In any case legally we have our doubts that when the conciliation is proceedings has not come to its natural conclusion, how government can go ahead with its decision to implement Corporatisation of Ordnance Factories. Government may argue its decision is a policy matter of the democratically elected government and the workers have got no authority to challenge it. How far this argument will legally sustain is an issue to be debated. The employees argues that they are appointed as Central Govt. Employees and Defence Civilian Employees and no where in their appointment contract it is written that at any point of time Government will change their status as a Corporation employee. They argue it is a clear violation of various constitutional provisions, such as Articl-14, 16, 21, 309, 310 & 311. There is weightage in their argument. Government has got every right to take a policy decision, but that cannot be violating the constitutional guarantee provided to the employees. Their dispute is that if the status of OFB is converted in to a corporation their status as Govt. Employee will go away, which the government cannot do, since it will be a clear violation of the Contract of Appointment. Government may quote the eg. Of BSNL & SPMCIL, which were previous Government Departments and subsequently converted to Corporation/Public sectors. Government should not forget in both the cases there was an agreement signed between the employees represented by their Trade Unions and the Government as an Employer. In the case of Ordnance Factories there is no such agreement so far. Therefore the employees will have a strong case if the Government issues a notification pending the conciliation.
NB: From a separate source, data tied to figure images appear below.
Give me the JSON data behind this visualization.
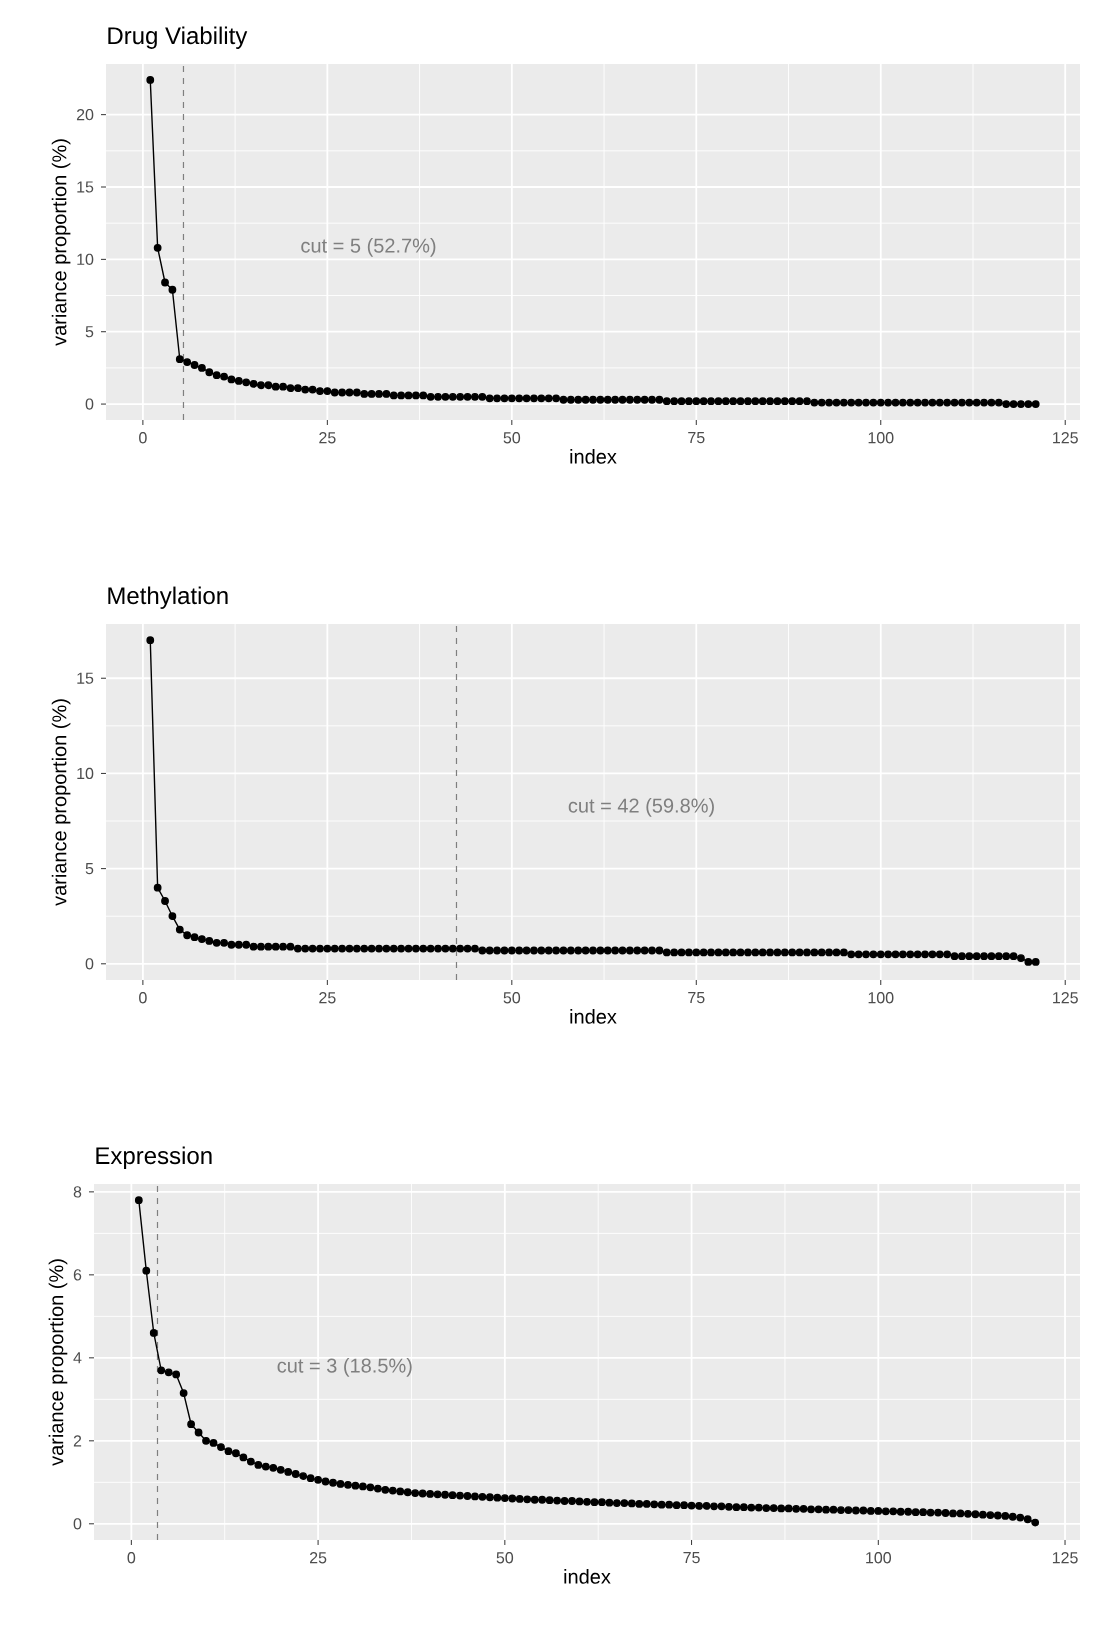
{
  "chart_data": [
    {
      "type": "line",
      "title": "Drug Viability",
      "xlabel": "index",
      "ylabel": "variance proportion (%)",
      "color": "#000000",
      "marker": "circle",
      "grid": true,
      "xlim": [
        -5,
        127
      ],
      "xticks": [
        0,
        25,
        50,
        75,
        100,
        125
      ],
      "ylim": [
        -1.1,
        23.5
      ],
      "yticks": [
        0,
        5,
        10,
        15,
        20
      ],
      "ref_lines": [
        {
          "axis": "x",
          "value": 5.5,
          "label": "cut = 5 (52.7%)",
          "color": "#7f7f7f",
          "line_style": "dashed"
        }
      ],
      "x": [
        1,
        2,
        3,
        4,
        5,
        6,
        7,
        8,
        9,
        10,
        11,
        12,
        13,
        14,
        15,
        16,
        17,
        18,
        19,
        20,
        21,
        22,
        23,
        24,
        25,
        26,
        27,
        28,
        29,
        30,
        31,
        32,
        33,
        34,
        35,
        36,
        37,
        38,
        39,
        40,
        41,
        42,
        43,
        44,
        45,
        46,
        47,
        48,
        49,
        50,
        51,
        52,
        53,
        54,
        55,
        56,
        57,
        58,
        59,
        60,
        61,
        62,
        63,
        64,
        65,
        66,
        67,
        68,
        69,
        70,
        71,
        72,
        73,
        74,
        75,
        76,
        77,
        78,
        79,
        80,
        81,
        82,
        83,
        84,
        85,
        86,
        87,
        88,
        89,
        90,
        91,
        92,
        93,
        94,
        95,
        96,
        97,
        98,
        99,
        100,
        101,
        102,
        103,
        104,
        105,
        106,
        107,
        108,
        109,
        110,
        111,
        112,
        113,
        114,
        115,
        116,
        117,
        118,
        119,
        120,
        121
      ],
      "values": [
        22.4,
        10.8,
        8.4,
        7.9,
        3.1,
        2.9,
        2.7,
        2.5,
        2.2,
        2.0,
        1.9,
        1.7,
        1.6,
        1.5,
        1.4,
        1.3,
        1.3,
        1.2,
        1.2,
        1.1,
        1.1,
        1.0,
        1.0,
        0.9,
        0.9,
        0.8,
        0.8,
        0.8,
        0.8,
        0.7,
        0.7,
        0.7,
        0.7,
        0.6,
        0.6,
        0.6,
        0.6,
        0.6,
        0.5,
        0.5,
        0.5,
        0.5,
        0.5,
        0.5,
        0.5,
        0.5,
        0.4,
        0.4,
        0.4,
        0.4,
        0.4,
        0.4,
        0.4,
        0.4,
        0.4,
        0.4,
        0.3,
        0.3,
        0.3,
        0.3,
        0.3,
        0.3,
        0.3,
        0.3,
        0.3,
        0.3,
        0.3,
        0.3,
        0.3,
        0.3,
        0.2,
        0.2,
        0.2,
        0.2,
        0.2,
        0.2,
        0.2,
        0.2,
        0.2,
        0.2,
        0.2,
        0.2,
        0.2,
        0.2,
        0.2,
        0.2,
        0.2,
        0.2,
        0.2,
        0.2,
        0.1,
        0.1,
        0.1,
        0.1,
        0.1,
        0.1,
        0.1,
        0.1,
        0.1,
        0.1,
        0.1,
        0.1,
        0.1,
        0.1,
        0.1,
        0.1,
        0.1,
        0.1,
        0.1,
        0.1,
        0.1,
        0.1,
        0.1,
        0.1,
        0.1,
        0.1,
        0.0,
        0.0,
        0.0,
        0.0,
        0.0
      ]
    },
    {
      "type": "line",
      "title": "Methylation",
      "xlabel": "index",
      "ylabel": "variance proportion (%)",
      "color": "#000000",
      "marker": "circle",
      "grid": true,
      "xlim": [
        -5,
        127
      ],
      "xticks": [
        0,
        25,
        50,
        75,
        100,
        125
      ],
      "ylim": [
        -0.85,
        17.85
      ],
      "yticks": [
        0,
        5,
        10,
        15
      ],
      "ref_lines": [
        {
          "axis": "x",
          "value": 42.5,
          "label": "cut = 42 (59.8%)",
          "color": "#7f7f7f",
          "line_style": "dashed"
        }
      ],
      "x": [
        1,
        2,
        3,
        4,
        5,
        6,
        7,
        8,
        9,
        10,
        11,
        12,
        13,
        14,
        15,
        16,
        17,
        18,
        19,
        20,
        21,
        22,
        23,
        24,
        25,
        26,
        27,
        28,
        29,
        30,
        31,
        32,
        33,
        34,
        35,
        36,
        37,
        38,
        39,
        40,
        41,
        42,
        43,
        44,
        45,
        46,
        47,
        48,
        49,
        50,
        51,
        52,
        53,
        54,
        55,
        56,
        57,
        58,
        59,
        60,
        61,
        62,
        63,
        64,
        65,
        66,
        67,
        68,
        69,
        70,
        71,
        72,
        73,
        74,
        75,
        76,
        77,
        78,
        79,
        80,
        81,
        82,
        83,
        84,
        85,
        86,
        87,
        88,
        89,
        90,
        91,
        92,
        93,
        94,
        95,
        96,
        97,
        98,
        99,
        100,
        101,
        102,
        103,
        104,
        105,
        106,
        107,
        108,
        109,
        110,
        111,
        112,
        113,
        114,
        115,
        116,
        117,
        118,
        119,
        120,
        121
      ],
      "values": [
        17.0,
        4.0,
        3.3,
        2.5,
        1.8,
        1.5,
        1.4,
        1.3,
        1.2,
        1.1,
        1.1,
        1.0,
        1.0,
        1.0,
        0.9,
        0.9,
        0.9,
        0.9,
        0.9,
        0.9,
        0.8,
        0.8,
        0.8,
        0.8,
        0.8,
        0.8,
        0.8,
        0.8,
        0.8,
        0.8,
        0.8,
        0.8,
        0.8,
        0.8,
        0.8,
        0.8,
        0.8,
        0.8,
        0.8,
        0.8,
        0.8,
        0.8,
        0.8,
        0.8,
        0.8,
        0.7,
        0.7,
        0.7,
        0.7,
        0.7,
        0.7,
        0.7,
        0.7,
        0.7,
        0.7,
        0.7,
        0.7,
        0.7,
        0.7,
        0.7,
        0.7,
        0.7,
        0.7,
        0.7,
        0.7,
        0.7,
        0.7,
        0.7,
        0.7,
        0.7,
        0.6,
        0.6,
        0.6,
        0.6,
        0.6,
        0.6,
        0.6,
        0.6,
        0.6,
        0.6,
        0.6,
        0.6,
        0.6,
        0.6,
        0.6,
        0.6,
        0.6,
        0.6,
        0.6,
        0.6,
        0.6,
        0.6,
        0.6,
        0.6,
        0.6,
        0.5,
        0.5,
        0.5,
        0.5,
        0.5,
        0.5,
        0.5,
        0.5,
        0.5,
        0.5,
        0.5,
        0.5,
        0.5,
        0.5,
        0.4,
        0.4,
        0.4,
        0.4,
        0.4,
        0.4,
        0.4,
        0.4,
        0.4,
        0.3,
        0.1,
        0.1
      ]
    },
    {
      "type": "line",
      "title": "Expression",
      "xlabel": "index",
      "ylabel": "variance proportion (%)",
      "color": "#000000",
      "marker": "circle",
      "grid": true,
      "xlim": [
        -5,
        127
      ],
      "xticks": [
        0,
        25,
        50,
        75,
        100,
        125
      ],
      "ylim": [
        -0.39,
        8.19
      ],
      "yticks": [
        0,
        2,
        4,
        6,
        8
      ],
      "ref_lines": [
        {
          "axis": "x",
          "value": 3.5,
          "label": "cut = 3 (18.5%)",
          "color": "#7f7f7f",
          "line_style": "dashed"
        }
      ],
      "x": [
        1,
        2,
        3,
        4,
        5,
        6,
        7,
        8,
        9,
        10,
        11,
        12,
        13,
        14,
        15,
        16,
        17,
        18,
        19,
        20,
        21,
        22,
        23,
        24,
        25,
        26,
        27,
        28,
        29,
        30,
        31,
        32,
        33,
        34,
        35,
        36,
        37,
        38,
        39,
        40,
        41,
        42,
        43,
        44,
        45,
        46,
        47,
        48,
        49,
        50,
        51,
        52,
        53,
        54,
        55,
        56,
        57,
        58,
        59,
        60,
        61,
        62,
        63,
        64,
        65,
        66,
        67,
        68,
        69,
        70,
        71,
        72,
        73,
        74,
        75,
        76,
        77,
        78,
        79,
        80,
        81,
        82,
        83,
        84,
        85,
        86,
        87,
        88,
        89,
        90,
        91,
        92,
        93,
        94,
        95,
        96,
        97,
        98,
        99,
        100,
        101,
        102,
        103,
        104,
        105,
        106,
        107,
        108,
        109,
        110,
        111,
        112,
        113,
        114,
        115,
        116,
        117,
        118,
        119,
        120,
        121
      ],
      "values": [
        7.8,
        6.1,
        4.6,
        3.7,
        3.65,
        3.6,
        3.15,
        2.4,
        2.2,
        2.0,
        1.95,
        1.85,
        1.75,
        1.7,
        1.6,
        1.5,
        1.42,
        1.38,
        1.35,
        1.3,
        1.25,
        1.2,
        1.15,
        1.1,
        1.06,
        1.02,
        0.99,
        0.96,
        0.94,
        0.92,
        0.9,
        0.88,
        0.85,
        0.82,
        0.8,
        0.78,
        0.76,
        0.74,
        0.73,
        0.72,
        0.71,
        0.7,
        0.69,
        0.68,
        0.67,
        0.66,
        0.65,
        0.64,
        0.63,
        0.62,
        0.61,
        0.6,
        0.59,
        0.58,
        0.58,
        0.57,
        0.56,
        0.55,
        0.55,
        0.54,
        0.53,
        0.52,
        0.52,
        0.51,
        0.5,
        0.5,
        0.49,
        0.48,
        0.48,
        0.47,
        0.46,
        0.46,
        0.45,
        0.45,
        0.44,
        0.43,
        0.43,
        0.42,
        0.42,
        0.41,
        0.4,
        0.4,
        0.39,
        0.39,
        0.38,
        0.38,
        0.37,
        0.37,
        0.36,
        0.36,
        0.35,
        0.35,
        0.34,
        0.34,
        0.33,
        0.33,
        0.32,
        0.32,
        0.31,
        0.31,
        0.3,
        0.3,
        0.29,
        0.29,
        0.28,
        0.28,
        0.27,
        0.27,
        0.26,
        0.25,
        0.25,
        0.24,
        0.23,
        0.22,
        0.21,
        0.2,
        0.19,
        0.17,
        0.15,
        0.11,
        0.03
      ]
    }
  ]
}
In the case of the employees of Ordnance Factories, the Employer is also Government of India and the “appropriate Government” for referring the dispute to the Industrial Tribunal is also the same Government Of India. How can Government of India can play the role of both the petitioner and Judge. Therefore if the government wants to be fair towards its own employees, the better option is to keep its Corporatisation decision in abeyance and refer the matter for adjudication. A 220 years old organization can wait for some time and a judicial decision will be fair on both the parties, so that there is no Labour unrest and bitterness in a vital and strategical defence industry.